A new theory on why so many are leaving could actually be a smart and good thing. They created this algorithm to ensure AGI and, later, superintelligence. But since this requires so much compute and needs to be spread out to benefit the world, they must create hype and attract investors globally. And since they partnered with Microsoft early on, they put themselves in a bind. The agreement with Microsoft was based on the assumption that it would take decades before real, significant progress. With so many in the know on how to build this AI structure, they can branch out to other companies and create more investments worldwide, potentially spreading the mission of prosperity. They have the "commandments" in prompt form and now need to spread them before regulators have a chance to distort or change them. I could actually benefit humanity more than it looks.
The newly released chat GPT voice mode on phones is just the tip the iceberg of what could be done with that technology. That said, I just made a video and uploaded it to my RU-vid channel that describes what might lie under the water of that iceberg. The video is called , No more Mice, Hey, It the 21st Century! And show how one use Chat GPT voice mode to rapidly and easily enter graphical data and such!
I already built a translation app for Android that does near-time real-time language translation with multiple speaker diarisation (multiple voices stored in a vector db and given a different voice). So far I only have English to Japanese and Japanese to English.

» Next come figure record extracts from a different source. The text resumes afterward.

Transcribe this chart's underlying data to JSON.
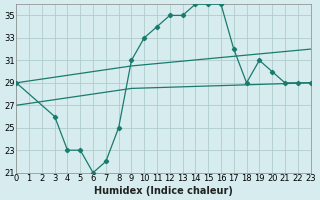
{
  "xlabel": "Humidex (Indice chaleur)",
  "bg_color": "#d6ecee",
  "grid_color": "#b0cccc",
  "line_color": "#1a7a6e",
  "xlim": [
    0,
    23
  ],
  "ylim": [
    21,
    36
  ],
  "yticks": [
    21,
    23,
    25,
    27,
    29,
    31,
    33,
    35
  ],
  "xticks": [
    0,
    1,
    2,
    3,
    4,
    5,
    6,
    7,
    8,
    9,
    10,
    11,
    12,
    13,
    14,
    15,
    16,
    17,
    18,
    19,
    20,
    21,
    22,
    23
  ],
  "line1_x": [
    0,
    3,
    4,
    5,
    6,
    7,
    8,
    9,
    10,
    11,
    12,
    13,
    14,
    15,
    16,
    17,
    18,
    19,
    20,
    21,
    22,
    23
  ],
  "line1_y": [
    29,
    26,
    23,
    23,
    21,
    22,
    25,
    31,
    33,
    34,
    35,
    35,
    36,
    36,
    36,
    32,
    29,
    31,
    30,
    29,
    29,
    29
  ],
  "line2_x": [
    0,
    3,
    9,
    23
  ],
  "line2_y": [
    29,
    29.5,
    30.5,
    32
  ],
  "line3_x": [
    0,
    3,
    9,
    23
  ],
  "line3_y": [
    27,
    27.5,
    28.5,
    29
  ]
}
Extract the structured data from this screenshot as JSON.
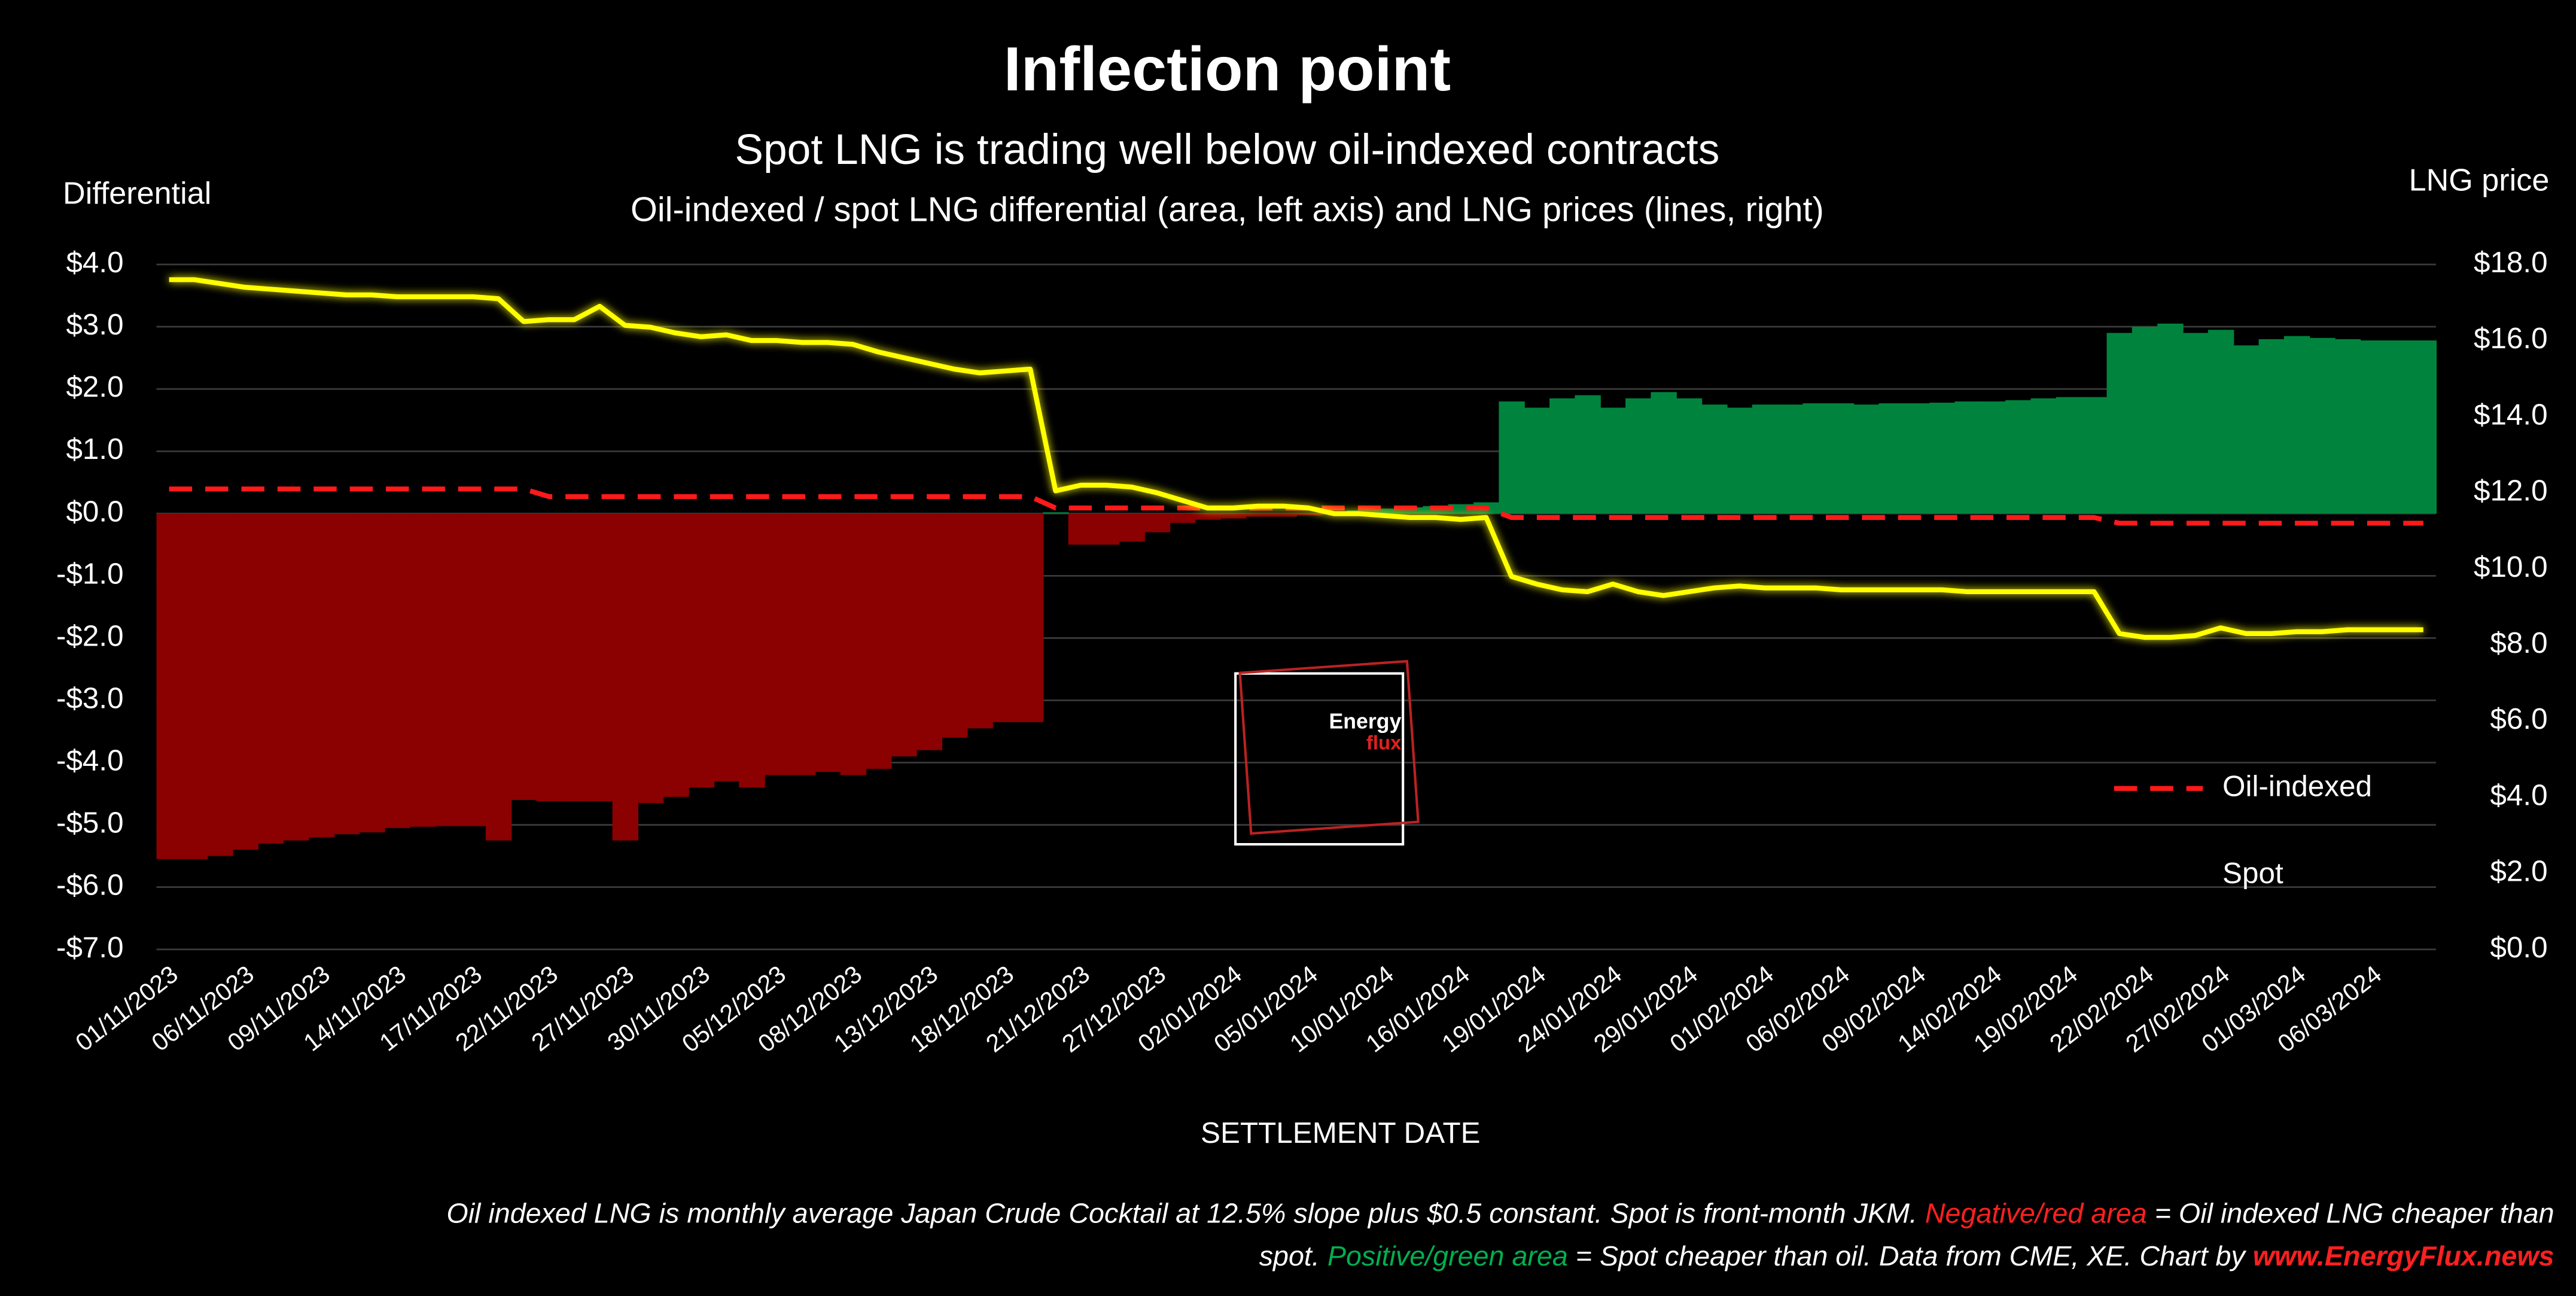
{
  "chart_data": {
    "type": "bar",
    "title": "Inflection point",
    "subtitle": "Spot LNG is trading well below oil-indexed contracts",
    "description": "Oil-indexed / spot LNG differential (area, left axis) and LNG prices (lines, right)",
    "y_label": "Differential",
    "y2_label": "LNG price",
    "x_label": "SETTLEMENT DATE",
    "categories": [
      "01/11/2023",
      null,
      null,
      "06/11/2023",
      null,
      null,
      "09/11/2023",
      null,
      null,
      "14/11/2023",
      null,
      null,
      "17/11/2023",
      null,
      null,
      "22/11/2023",
      null,
      null,
      "27/11/2023",
      null,
      null,
      "30/11/2023",
      null,
      null,
      "05/12/2023",
      null,
      null,
      "08/12/2023",
      null,
      null,
      "13/12/2023",
      null,
      null,
      "18/12/2023",
      null,
      null,
      "21/12/2023",
      null,
      null,
      "27/12/2023",
      null,
      null,
      "02/01/2024",
      null,
      null,
      "05/01/2024",
      null,
      null,
      "10/01/2024",
      null,
      null,
      "16/01/2024",
      null,
      null,
      "19/01/2024",
      null,
      null,
      "24/01/2024",
      null,
      null,
      "29/01/2024",
      null,
      null,
      "01/02/2024",
      null,
      null,
      "06/02/2024",
      null,
      null,
      "09/02/2024",
      null,
      null,
      "14/02/2024",
      null,
      null,
      "19/02/2024",
      null,
      null,
      "22/02/2024",
      null,
      null,
      "27/02/2024",
      null,
      null,
      "01/03/2024",
      null,
      null,
      "06/03/2024",
      null,
      null
    ],
    "bars": {
      "positive_color": "#00843d",
      "negative_color": "#8b0000",
      "values": [
        -5.55,
        -5.55,
        -5.5,
        -5.4,
        -5.3,
        -5.25,
        -5.2,
        -5.15,
        -5.12,
        -5.05,
        -5.03,
        -5.02,
        -5.02,
        -5.25,
        -4.6,
        -4.62,
        -4.62,
        -4.62,
        -5.25,
        -4.65,
        -4.55,
        -4.4,
        -4.3,
        -4.4,
        -4.2,
        -4.2,
        -4.15,
        -4.2,
        -4.1,
        -3.9,
        -3.8,
        -3.6,
        -3.45,
        -3.35,
        -3.35,
        0.02,
        -0.5,
        -0.5,
        -0.45,
        -0.3,
        -0.15,
        -0.1,
        -0.08,
        -0.05,
        -0.05,
        -0.03,
        0.02,
        0.05,
        0.08,
        0.1,
        0.12,
        0.15,
        0.18,
        1.8,
        1.7,
        1.85,
        1.9,
        1.7,
        1.85,
        1.95,
        1.85,
        1.75,
        1.7,
        1.75,
        1.75,
        1.77,
        1.77,
        1.75,
        1.77,
        1.77,
        1.78,
        1.8,
        1.8,
        1.82,
        1.85,
        1.87,
        1.87,
        2.9,
        3.0,
        3.05,
        2.9,
        2.95,
        2.7,
        2.8,
        2.85,
        2.82,
        2.8,
        2.78,
        2.78,
        2.78
      ]
    },
    "series": [
      {
        "name": "Oil-indexed",
        "color": "#ff1a1a",
        "dashed": true,
        "axis": "y2",
        "values": [
          12.1,
          12.1,
          12.1,
          12.1,
          12.1,
          12.1,
          12.1,
          12.1,
          12.1,
          12.1,
          12.1,
          12.1,
          12.1,
          12.1,
          12.1,
          11.9,
          11.9,
          11.9,
          11.9,
          11.9,
          11.9,
          11.9,
          11.9,
          11.9,
          11.9,
          11.9,
          11.9,
          11.9,
          11.9,
          11.9,
          11.9,
          11.9,
          11.9,
          11.9,
          11.9,
          11.6,
          11.6,
          11.6,
          11.6,
          11.6,
          11.6,
          11.6,
          11.6,
          11.6,
          11.6,
          11.6,
          11.6,
          11.6,
          11.6,
          11.6,
          11.6,
          11.6,
          11.6,
          11.35,
          11.35,
          11.35,
          11.35,
          11.35,
          11.35,
          11.35,
          11.35,
          11.35,
          11.35,
          11.35,
          11.35,
          11.35,
          11.35,
          11.35,
          11.35,
          11.35,
          11.35,
          11.35,
          11.35,
          11.35,
          11.35,
          11.35,
          11.35,
          11.2,
          11.2,
          11.2,
          11.2,
          11.2,
          11.2,
          11.2,
          11.2,
          11.2,
          11.2,
          11.2,
          11.2,
          11.2
        ]
      },
      {
        "name": "Spot",
        "color": "#ffff00",
        "dashed": false,
        "axis": "y2",
        "values": [
          17.6,
          17.6,
          17.5,
          17.4,
          17.35,
          17.3,
          17.25,
          17.2,
          17.2,
          17.15,
          17.15,
          17.15,
          17.15,
          17.1,
          16.5,
          16.55,
          16.55,
          16.9,
          16.4,
          16.35,
          16.2,
          16.1,
          16.15,
          16.0,
          16.0,
          15.95,
          15.95,
          15.9,
          15.7,
          15.55,
          15.4,
          15.25,
          15.15,
          15.2,
          15.25,
          12.05,
          12.2,
          12.2,
          12.15,
          12.0,
          11.8,
          11.6,
          11.6,
          11.65,
          11.65,
          11.6,
          11.45,
          11.45,
          11.4,
          11.35,
          11.35,
          11.3,
          11.35,
          9.8,
          9.6,
          9.45,
          9.4,
          9.6,
          9.4,
          9.3,
          9.4,
          9.5,
          9.55,
          9.5,
          9.5,
          9.5,
          9.45,
          9.45,
          9.45,
          9.45,
          9.45,
          9.4,
          9.4,
          9.4,
          9.4,
          9.4,
          9.4,
          8.3,
          8.2,
          8.2,
          8.25,
          8.45,
          8.3,
          8.3,
          8.35,
          8.35,
          8.4,
          8.4,
          8.4,
          8.4
        ]
      }
    ],
    "ylim": [
      -7,
      4
    ],
    "yticks": [
      {
        "value": 4,
        "label": "$4.0"
      },
      {
        "value": 3,
        "label": "$3.0"
      },
      {
        "value": 2,
        "label": "$2.0"
      },
      {
        "value": 1,
        "label": "$1.0"
      },
      {
        "value": 0,
        "label": "$0.0"
      },
      {
        "value": -1,
        "label": "-$1.0"
      },
      {
        "value": -2,
        "label": "-$2.0"
      },
      {
        "value": -3,
        "label": "-$3.0"
      },
      {
        "value": -4,
        "label": "-$4.0"
      },
      {
        "value": -5,
        "label": "-$5.0"
      },
      {
        "value": -6,
        "label": "-$6.0"
      },
      {
        "value": -7,
        "label": "-$7.0"
      }
    ],
    "y2lim": [
      0,
      18
    ],
    "y2ticks": [
      {
        "value": 18,
        "label": "$18.0"
      },
      {
        "value": 16,
        "label": "$16.0"
      },
      {
        "value": 14,
        "label": "$14.0"
      },
      {
        "value": 12,
        "label": "$12.0"
      },
      {
        "value": 10,
        "label": "$10.0"
      },
      {
        "value": 8,
        "label": "$8.0"
      },
      {
        "value": 6,
        "label": "$6.0"
      },
      {
        "value": 4,
        "label": "$4.0"
      },
      {
        "value": 2,
        "label": "$2.0"
      },
      {
        "value": 0,
        "label": "$0.0"
      }
    ],
    "grid": true,
    "legend": "right",
    "logo": {
      "line1": "Energy",
      "line2": "flux"
    },
    "footnote": [
      [
        {
          "text": "Oil indexed LNG is monthly average Japan Crude Cocktail at 12.5% slope plus $0.5 constant. Spot is front-month JKM. ",
          "color": "#ffffff"
        },
        {
          "text": "Negative/red area",
          "color": "#ff2020"
        },
        {
          "text": " = Oil indexed LNG cheaper than",
          "color": "#ffffff"
        }
      ],
      [
        {
          "text": "spot. ",
          "color": "#ffffff"
        },
        {
          "text": "Positive/green area",
          "color": "#00b050"
        },
        {
          "text": " = Spot cheaper than oil. Data from CME, XE. Chart by ",
          "color": "#ffffff"
        },
        {
          "text": "www.EnergyFlux.news",
          "color": "#ff2020",
          "bold": true
        }
      ]
    ]
  }
}
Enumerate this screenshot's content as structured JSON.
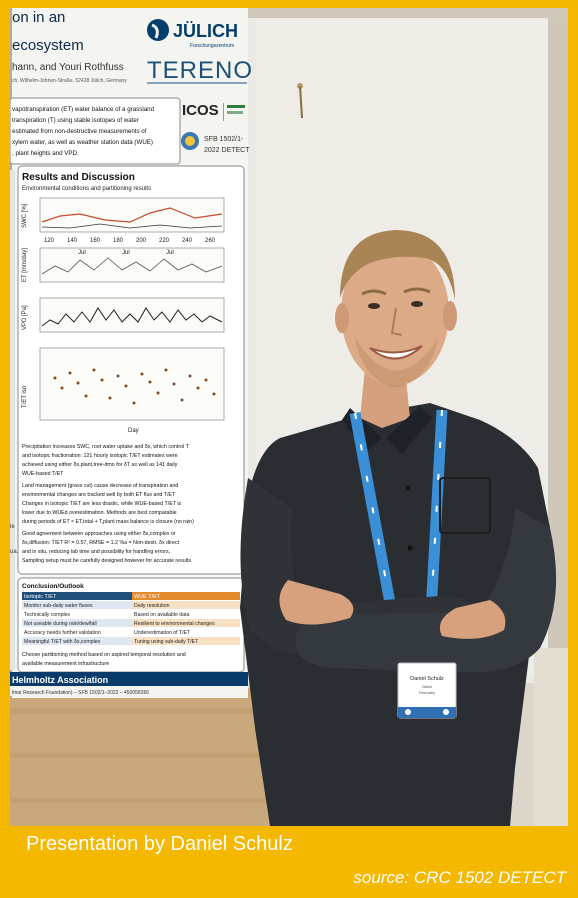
{
  "caption": "Presentation by Daniel Schulz",
  "source": "source: CRC 1502 DETECT",
  "poster": {
    "title_lines": [
      "on in an",
      "ecosystem"
    ],
    "authors": "hann, and Youri Rothfuss",
    "address": "ch, Wilhelm-Johnen-Straße, 52428 Jülich, Germany",
    "logo_julich": "JÜLICH",
    "logo_julich_sub": "Forschungszentrum",
    "logo_tereno": "TERENO",
    "logo_icos": "ICOS",
    "sfb_text": "SFB 1502/1-",
    "detect_text": "2022 DETECT",
    "abstract_lines": [
      "vapotranspiration (ET) water balance of a grassland",
      "transpiration (T) using stable isotopes of water",
      "estimated from non-destructive measurements of",
      "xylem water, as well as weather station data (WUE)",
      ", plant heights and VPD."
    ],
    "results_heading": "Results and Discussion",
    "results_subheading": "Environmental conditions and partitioning results",
    "axis_ticks": [
      "120",
      "140",
      "160",
      "180",
      "200",
      "220",
      "240",
      "260"
    ],
    "x_axis_label": "Day",
    "panel_labels": [
      "SWC [%]",
      "ET [mm/day]",
      "VPD [Pa]",
      "T/ET iso"
    ],
    "month_labels": [
      "Jul",
      "Jul",
      "Jul"
    ],
    "discussion_lines": [
      "Precipitation increases SWC, root water uptake and δx, which control T",
      "and isotopic fractionation: 121 hourly isotopic T/ET estimates were",
      "achieved using either δs,plant,tree-dmo for δT as well as 141 daily",
      "WUE-based T/ET",
      "Land management (grass cut) cause decrease of transpiration and",
      "environmental changes are tracked well by both ET flux and T/ET",
      "Changes in isotopic T/ET are less drastic, while WUE-based T/ET is",
      "lower due to WUEd overestimation. Methods are best comparable",
      "during periods of ET ≈ ET,total + T,plant mass balance is closure (no rain)",
      "Good agreement between approaches using either δs,complex or",
      "δs,diffusion: T/ET R² = 0.57, RMSE = 1.2 %a = Non-destr. δx direct",
      "and in situ, reducing lab time and possibility for handling errors,",
      "Sampling setup must be carefully designed however for accurate results"
    ],
    "conclusion_heading": "Conclusion/Outlook",
    "table_header_left": "Isotopic T/ET",
    "table_header_right": "WUE T/ET",
    "table_rows": [
      {
        "left": "Monitor sub-daily water fluxes",
        "right": "Daily resolution"
      },
      {
        "left": "Technically complex",
        "right": "Based on available data"
      },
      {
        "left": "Not useable during rain/dew/fall",
        "right": "Resilient to environmental changes"
      },
      {
        "left": "Accuracy needs further validation",
        "right": "Underestimation of T/ET"
      },
      {
        "left": "Meaningful T/ET with δs,complex",
        "right": "Tuning using sub-daily T/ET"
      }
    ],
    "closing_lines": [
      "Choose partitioning method based on aspired temporal resolution and",
      "available measurement infrastructure"
    ],
    "footer_org": "Helmholtz Association",
    "footer_sub": "lmar Research Foundation) – SFB 1502/1–2022 – 450058266",
    "left_edge_text": [
      "le",
      "ua."
    ]
  },
  "badge": {
    "name": "Daniel Schulz",
    "line2": "Jülich",
    "line3": "Germany"
  },
  "colors": {
    "frame": "#f5b800",
    "poster_bg": "#f4f4f0",
    "wall": "#dcd6ca",
    "shirt": "#2a2e33",
    "lanyard": "#3b8fd6",
    "floor": "#c9a97b",
    "julich_blue": "#023d6b",
    "icos_green": "#2f7d3b"
  }
}
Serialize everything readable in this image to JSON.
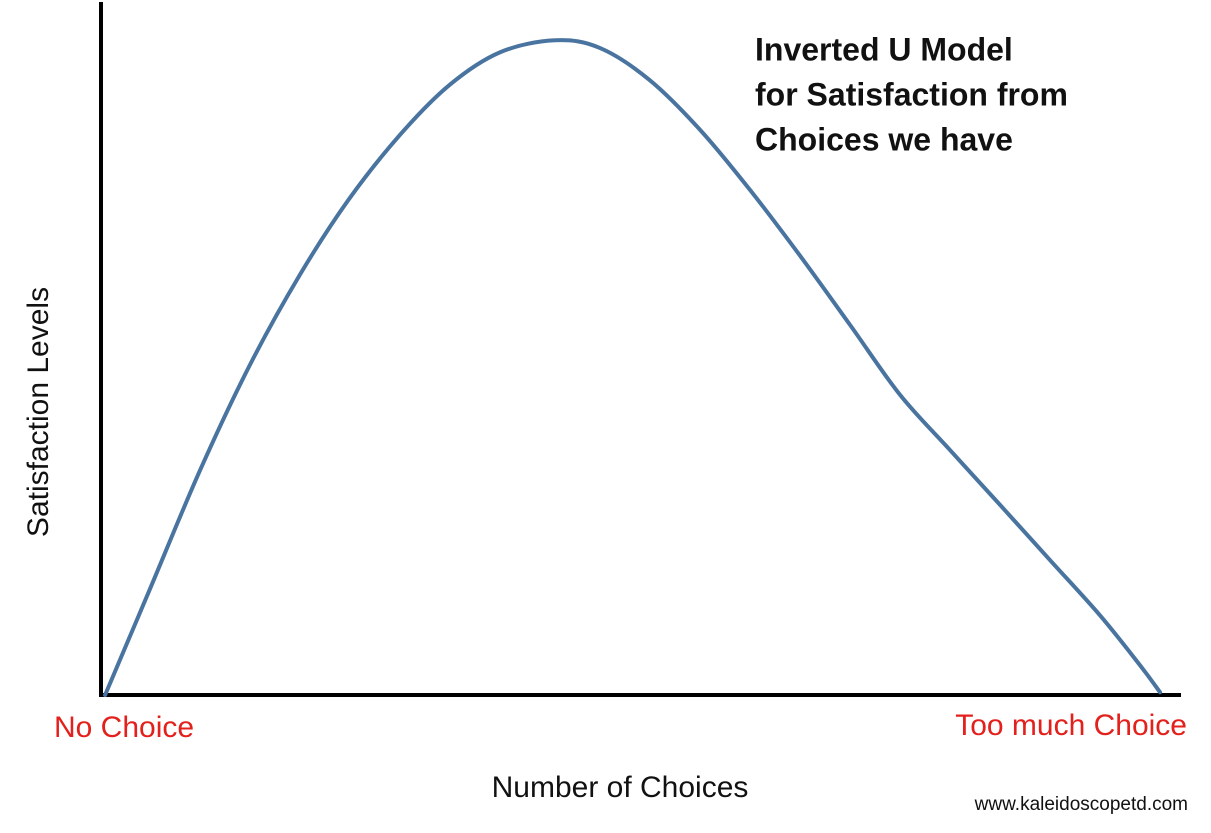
{
  "chart_data": {
    "type": "line",
    "title_lines": [
      "Inverted U Model",
      "for Satisfaction from",
      "Choices we have"
    ],
    "x_label": "Number of Choices",
    "y_label": "Satisfaction Levels",
    "x_start_label": "No Choice",
    "x_end_label": "Too much Choice",
    "source": "www.kaleidoscopetd.com",
    "x": [
      0.2,
      4.4,
      9.2,
      13.9,
      18.6,
      23.2,
      28.1,
      32.8,
      37.6,
      42.8,
      47.0,
      51.7,
      56.5,
      61.2,
      65.9,
      70.7,
      75.4,
      80.1,
      84.9,
      89.6,
      94.3,
      98.1,
      100
    ],
    "values": [
      0,
      15.1,
      32.4,
      47.5,
      60.4,
      71.2,
      80.6,
      87.8,
      92.5,
      94.2,
      93.1,
      88.5,
      81.3,
      72.7,
      63.3,
      53.2,
      43.2,
      35.3,
      27.3,
      19.4,
      11.5,
      4.3,
      0.4
    ],
    "color": "#4a74a0",
    "label_color": "#e3201b",
    "xlim": [
      0,
      100
    ],
    "ylim": [
      0,
      100
    ]
  }
}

They say we are living in the age of the Anthropocene. I hope we are entering the age of the Metaciviliztion. Humanity will enter an age where not are we not only open, but we form a symbiosis with AI.
They started the company as nonprofit with mission and vision to go with it. Now going for profit it is misleading the original founder, mission and vision.
SignalWire has been offering a real time voice API to their AI since Oct 2023, and their pricing is pretty close at $0.25min. I wonder if this application- auto-attendants upgraded with AI, is the market OpenAI had in mind when arriving at their pricing? I'm not sure what AI SignalWire is using, but I will say the voice leaves something to be desired (compared to OpenAI).
Will people finally give up including Sora when they talk about AI video generation? It seems that OpenAI have quietly shelved it. As for the API pricing - that's hideously expensive, not "cheap". I haven't got a problem with what they charge as I'm sure some companies with deep pockets will have no problem paying those kind of charges. But to claim that is cheap is really not correct - not for small developers. Those "pennies" will soon add up to large amounts of money.